Первый сезон появился вскоре после «Очень странных дел», и про «ОА» часто говорили как про «Дела» для взрослых: тоже мистика, тоже параллельные измерения, тоже группа парней, в жизнь которых входит загадочная незнакомка. (В приступе самоиронии — которая этому очень серьезному проекту, вообще-то, совсем несвойственна — сценаристы во втором сезоне даже пошутили про «Обратную сторону» из «Stranger Things».) Но это очень приблизительное и неточное сравнение.
«ОА» — это Линч для миллениалов (и Марлинг, и Батманглидж родились на дальней границе поколения, в самом начале 1980-х), страшная сказка для людей, привыкших максимально трепетно относиться к собственным переживаниям, с возрастающим интересом вглядываться в себя. Если чуть отвлечься от метафизики, сериал говорит на те же темы, что и актуальная публицистика: системное злоупотребление властью, травма как цементирующий жизненный опыт, чувственные и ответственные отношения с окружающей средой.
Авторы — люди культурные, из хороших семей, поэтому в их лексиконе много всего от родителей — и Нью-Эйдж, и «сад расходящихся тропок», и бог знает что еще. Но ключевые слова «ОА», конечно, современные. Тут и краудсорсинг, и дополненная реальность, и новая сексуальность, например, и гендерная флюидность, и чайлд-фри, и целых два тиндер-свидания (гетеро и гей). Есть второстепенный персонаж в духе Лисбет Саландер — всемогущая хакерша, которая, когда мы с ней знакомимся, занята защитой некой феминистки от интернет-троллей. Есть злодеи из Силиконовой долины.

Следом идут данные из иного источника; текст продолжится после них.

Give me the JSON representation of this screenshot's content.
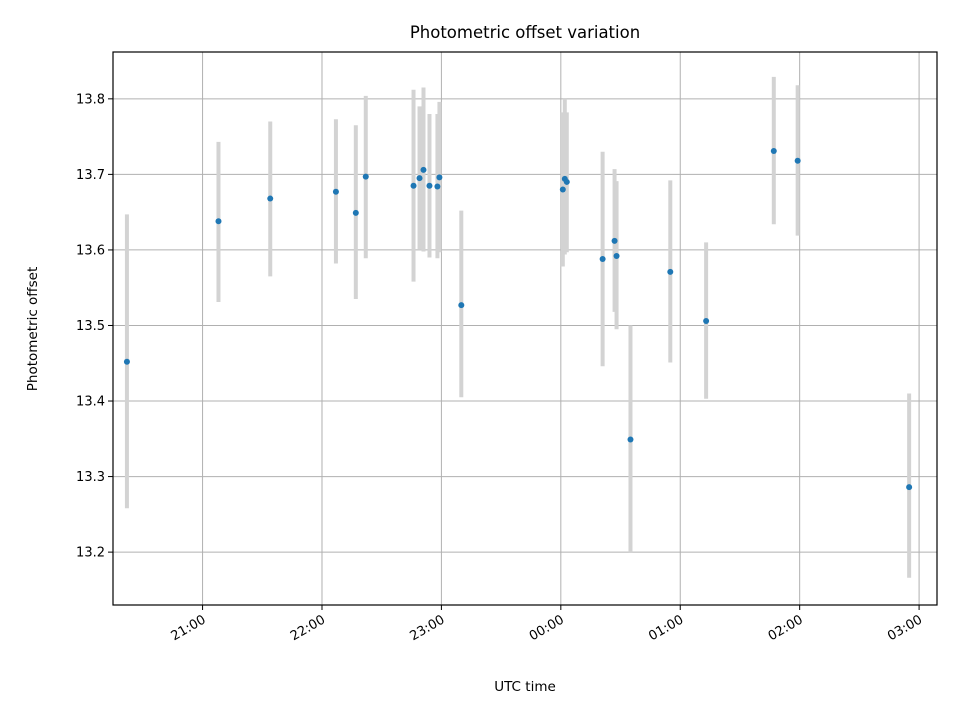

И все это, конечно, чрезвычайно любопытно. Если создатели «Очень странных дел» с удовольствием провалились бы в 1980-е, Марлинг и Батманглидж бесстрашно смотрят на сегодня и пытаются заглянуть в завтра — не столько в технологическом, скажем, смысле, сколько в эмоциональном. Финал первого сезона, в котором фигурировал школьник-стрелок, некоторым показался безвкусным. Интересно, что эти люди скажут про финал второго — отчасти анонсированный, как задним числом станет ясно, Ирен Жакоб, но в любом случае довольно сногсшибательный. И напоминающий, что при всех своих мистических закидонах, порой неловких, иногда смешных, этот сериал своим уникальным голосом говорит про единственное измерение — наше.